Pei Yui, Lee Jungah, Leo Damiana, Gainetdinov Raul R, Hoener Marius C, Canales Juan J
Behavioural Neuroscience, Department of Psychology, University of Canterbury, Christchurch, New Zealand.
Department of Neuroscience and Brain Technologies, Italian Institute of Technology, Genoa, Italy.
Neuropsychopharmacology. 2014 Sep;39(10):2299-308. doi: 10.1038/npp.2014.88. Epub 2014 Apr 11.

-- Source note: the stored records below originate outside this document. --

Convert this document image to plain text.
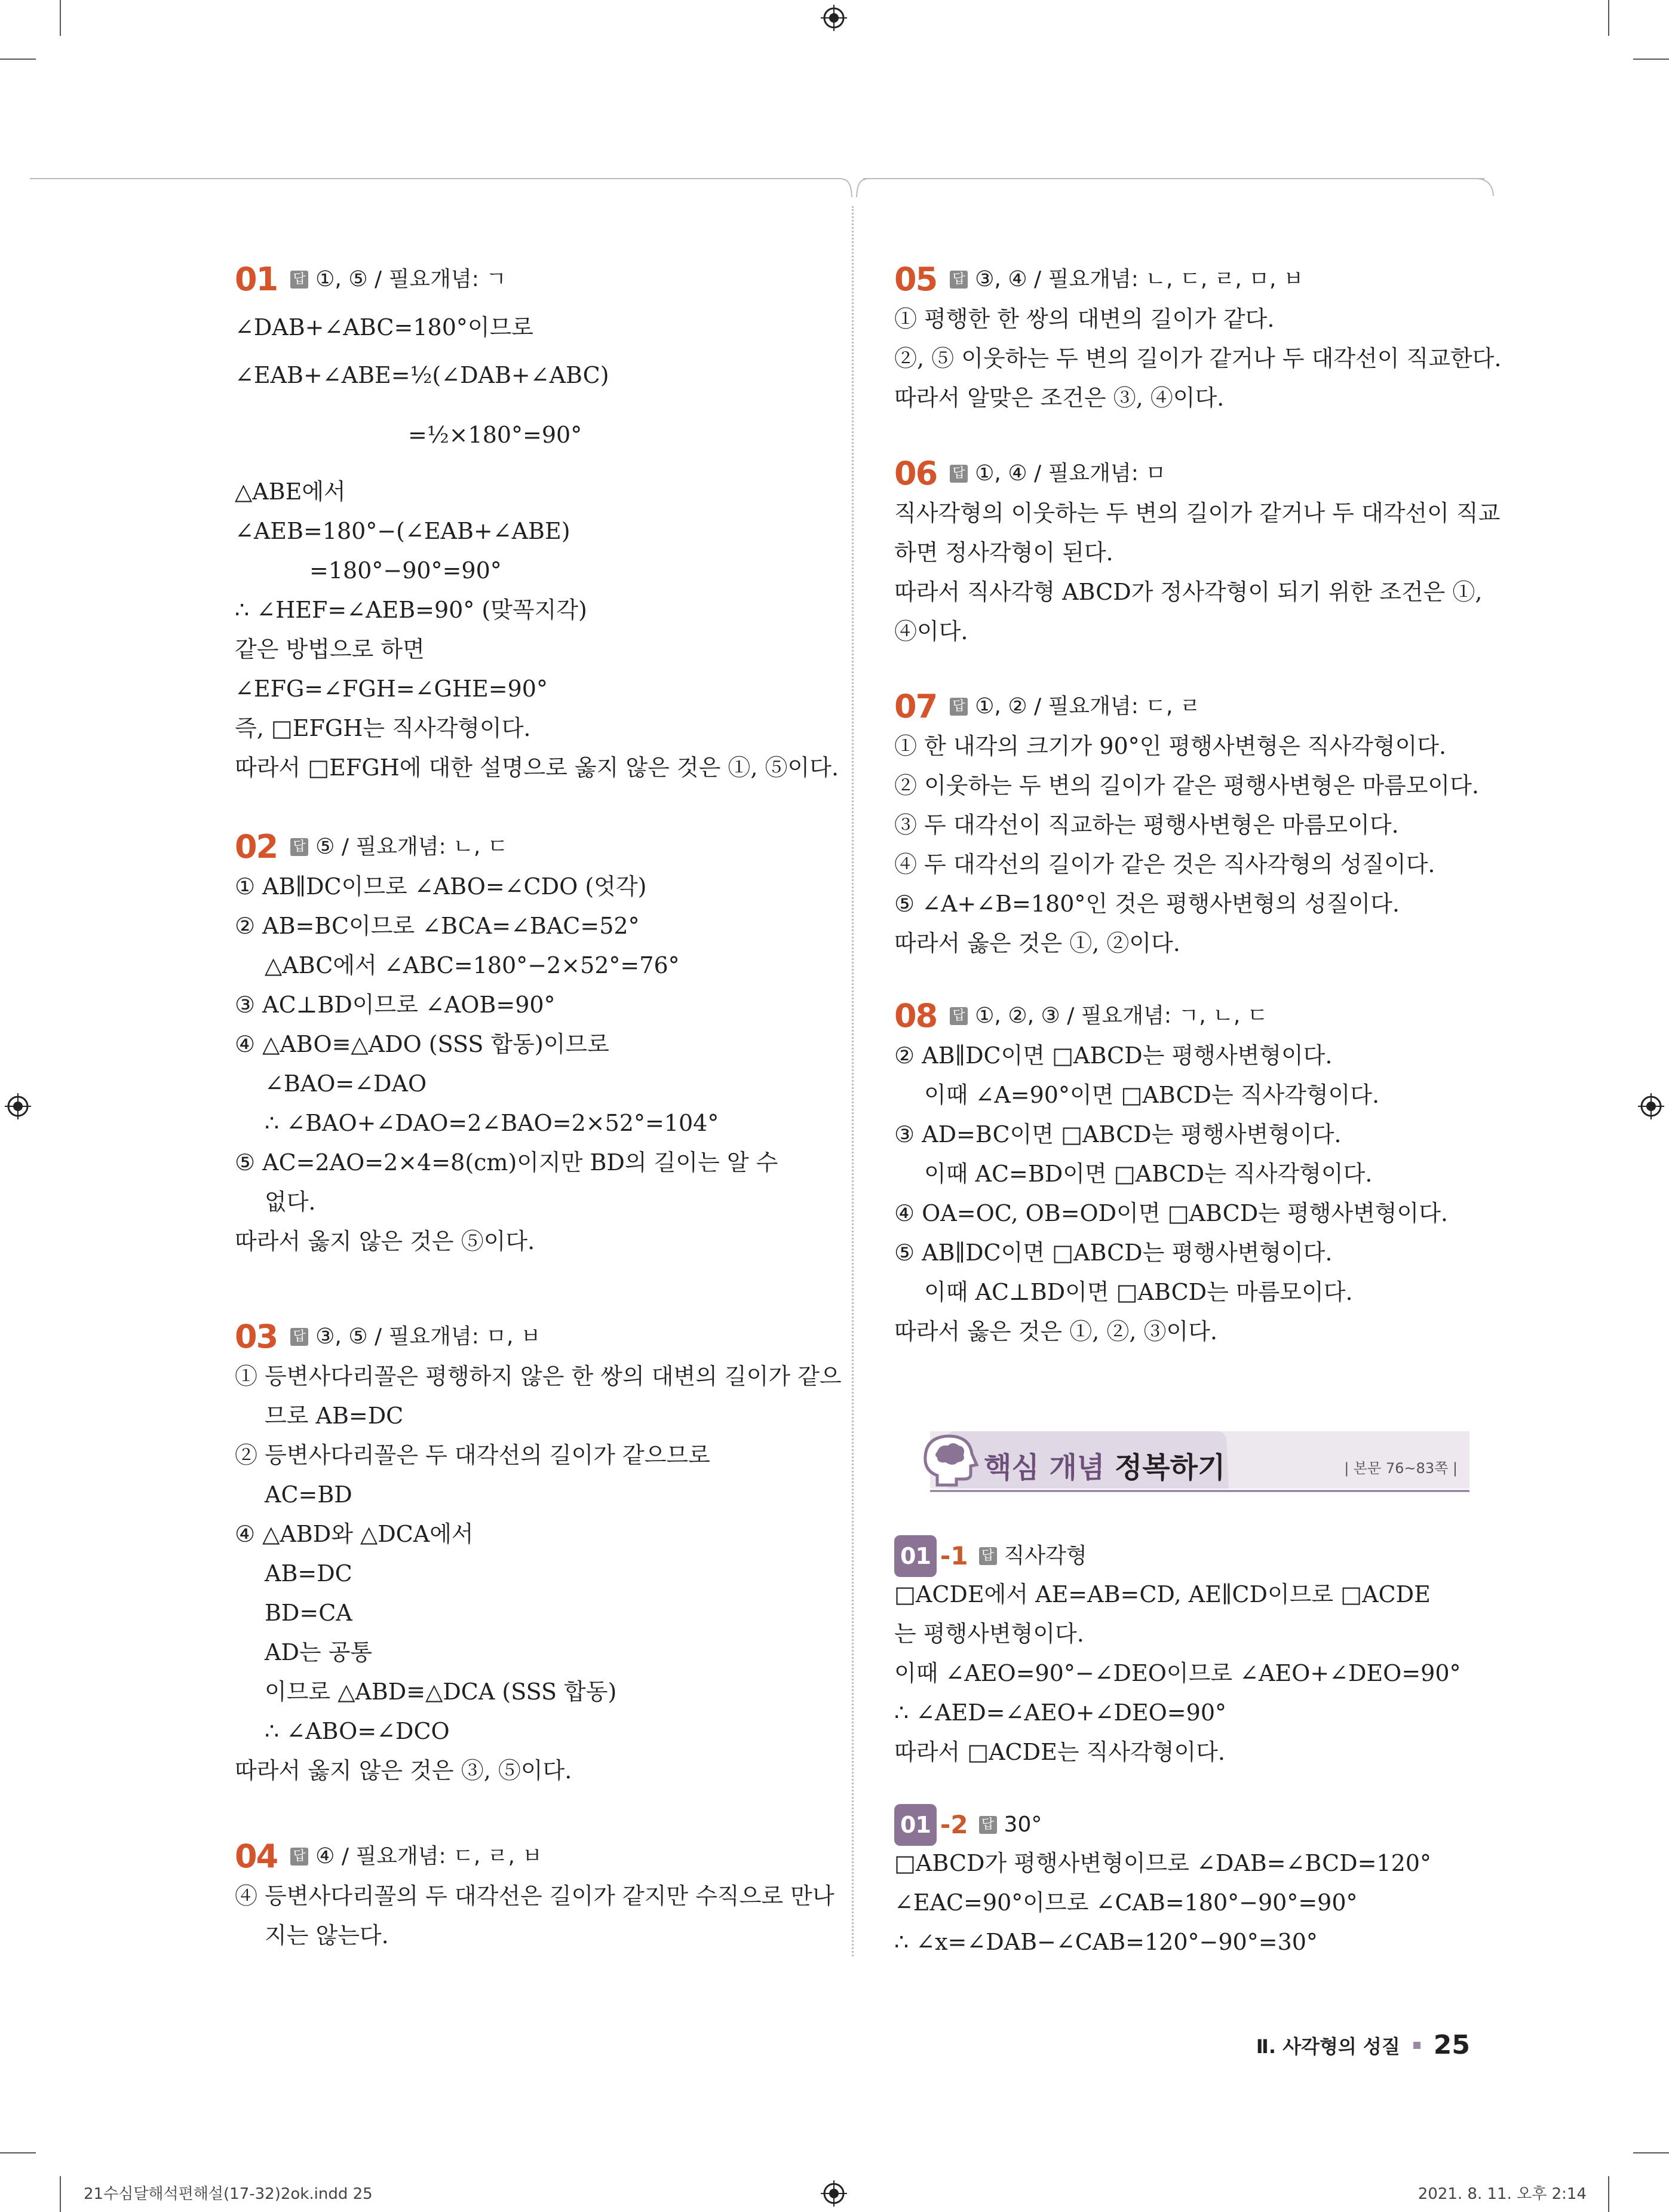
01 답 ①, ⑤ / 필요개념: ㄱ
∠DAB+∠ABC=180°이므로
∠EAB+∠ABE=½(∠DAB+∠ABC)
=½×180°=90°
△ABE에서
∠AEB=180°−(∠EAB+∠ABE)
=180°−90°=90°
∴ ∠HEF=∠AEB=90° (맞꼭지각)
같은 방법으로 하면
∠EFG=∠FGH=∠GHE=90°
즉, □EFGH는 직사각형이다.
따라서 □EFGH에 대한 설명으로 옳지 않은 것은 ①, ⑤이다.
02 답 ⑤ / 필요개념: ㄴ, ㄷ
① AB∥DC이므로 ∠ABO=∠CDO (엇각)
② AB=BC이므로 ∠BCA=∠BAC=52°
△ABC에서 ∠ABC=180°−2×52°=76°
③ AC⊥BD이므로 ∠AOB=90°
④ △ABO≡△ADO (SSS 합동)이므로
∠BAO=∠DAO
∴ ∠BAO+∠DAO=2∠BAO=2×52°=104°
⑤ AC=2AO=2×4=8(cm)이지만 BD의 길이는 알 수
없다.
따라서 옳지 않은 것은 ⑤이다.
03 답 ③, ⑤ / 필요개념: ㅁ, ㅂ
① 등변사다리꼴은 평행하지 않은 한 쌍의 대변의 길이가 같으
므로 AB=DC
② 등변사다리꼴은 두 대각선의 길이가 같으므로
AC=BD
④ △ABD와 △DCA에서
AB=DC
BD=CA
AD는 공통
이므로 △ABD≡△DCA (SSS 합동)
∴ ∠ABO=∠DCO
따라서 옳지 않은 것은 ③, ⑤이다.
04 답 ④ / 필요개념: ㄷ, ㄹ, ㅂ
④ 등변사다리꼴의 두 대각선은 길이가 같지만 수직으로 만나
지는 않는다.
05 답 ③, ④ / 필요개념: ㄴ, ㄷ, ㄹ, ㅁ, ㅂ
① 평행한 한 쌍의 대변의 길이가 같다.
②, ⑤ 이웃하는 두 변의 길이가 같거나 두 대각선이 직교한다.
따라서 알맞은 조건은 ③, ④이다.
06 답 ①, ④ / 필요개념: ㅁ
직사각형의 이웃하는 두 변의 길이가 같거나 두 대각선이 직교
하면 정사각형이 된다.
따라서 직사각형 ABCD가 정사각형이 되기 위한 조건은 ①,
④이다.
07 답 ①, ② / 필요개념: ㄷ, ㄹ
① 한 내각의 크기가 90°인 평행사변형은 직사각형이다.
② 이웃하는 두 변의 길이가 같은 평행사변형은 마름모이다.
③ 두 대각선이 직교하는 평행사변형은 마름모이다.
④ 두 대각선의 길이가 같은 것은 직사각형의 성질이다.
⑤ ∠A+∠B=180°인 것은 평행사변형의 성질이다.
따라서 옳은 것은 ①, ②이다.
08 답 ①, ②, ③ / 필요개념: ㄱ, ㄴ, ㄷ
② AB∥DC이면 □ABCD는 평행사변형이다.
이때 ∠A=90°이면 □ABCD는 직사각형이다.
③ AD=BC이면 □ABCD는 평행사변형이다.
이때 AC=BD이면 □ABCD는 직사각형이다.
④ OA=OC, OB=OD이면 □ABCD는 평행사변형이다.
⑤ AB∥DC이면 □ABCD는 평행사변형이다.
이때 AC⊥BD이면 □ABCD는 마름모이다.
따라서 옳은 것은 ①, ②, ③이다.
핵심 개념 정복하기	| 본문 76~83쪽 |
01 -1 답 직사각형
□ACDE에서 AE=AB=CD, AE∥CD이므로 □ACDE
는 평행사변형이다.
이때 ∠AEO=90°−∠DEO이므로 ∠AEO+∠DEO=90°
∴ ∠AED=∠AEO+∠DEO=90°
따라서 □ACDE는 직사각형이다.
01 -2 답 30°
□ABCD가 평행사변형이므로 ∠DAB=∠BCD=120°
∠EAC=90°이므로 ∠CAB=180°−90°=90°
∴ ∠x=∠DAB−∠CAB=120°−90°=30°
Ⅱ. 사각형의 성질 25
21수심달해석편해설(17-32)2ok.indd 25	2021. 8. 11. 오후 2:14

The trace amine-associated receptor 1 (TAAR1) has emerged as a promising target for medication development in addiction because of its ability to regulate dopamine (DA) transmission. We tested in rats the efficacy of RO5203648 and RO5256390, partial and full TAAR1 agonists, respectively, in models of cocaine relapse. Using a model of context-induced relapse, both RO5203648 and RO5256390 dose-dependently suppressed cocaine seeking after a 2-week period of withdrawal from chronic cocaine self-administration. In a model of extinction-reinstatement, RO5203648 completely inhibited cocaine-primed reinstatement of cocaine seeking. At doses that effectively suppressed cocaine seeking neither RO5203648 nor RO5256390 altered responding maintained by a natural reward. Moreover, fast scan cyclic voltammetry data showed that RO5203648 prevented cocaine-induced DA overflow in the nucleus accumbens without altering DA half-life, suggesting that the partial TAAR1 agonist attenuated cocaine-stimulated DA overflow by mechanisms other than direct interference with DA uptake. Collectively, these data provide strong evidence in support of TAAR1 as a neuropharmacological target for the treatment of cocaine addiction.
由于能够调节多巴胺(DA)传递,痕量胺相关受体1(TAAR1)已成为成瘾药物开发的一个有前景的靶点。我们在大鼠中测试了RO5203648和RO5256390(分别为TAAR1部分激动剂和完全激动剂)在可卡因复发模型中的疗效。使用情境诱导复发模型,在从慢性可卡因自我给药戒断2周后,RO5203648和RO5256390均剂量依赖性地抑制了可卡因觅求行为。在消退-复吸模型中,RO5203648完全抑制了可卡因引发的可卡因觅求行为的复吸。在有效抑制可卡因觅求行为的剂量下,RO5203648和RO5256390均未改变由自然奖励维持的反应。此外,快速扫描循环伏安法数据表明,RO5203648可防止可卡因诱导伏隔核中的DA溢出,而不改变DA半衰期, 这表明TAAR1部分激动剂通过直接干扰DA摄取以外的机制减弱了可卡因刺激的DA溢出。总体而言,这些数据为支持TAAR1作为治疗可卡因成瘾的神经药理学靶点提供了有力证据。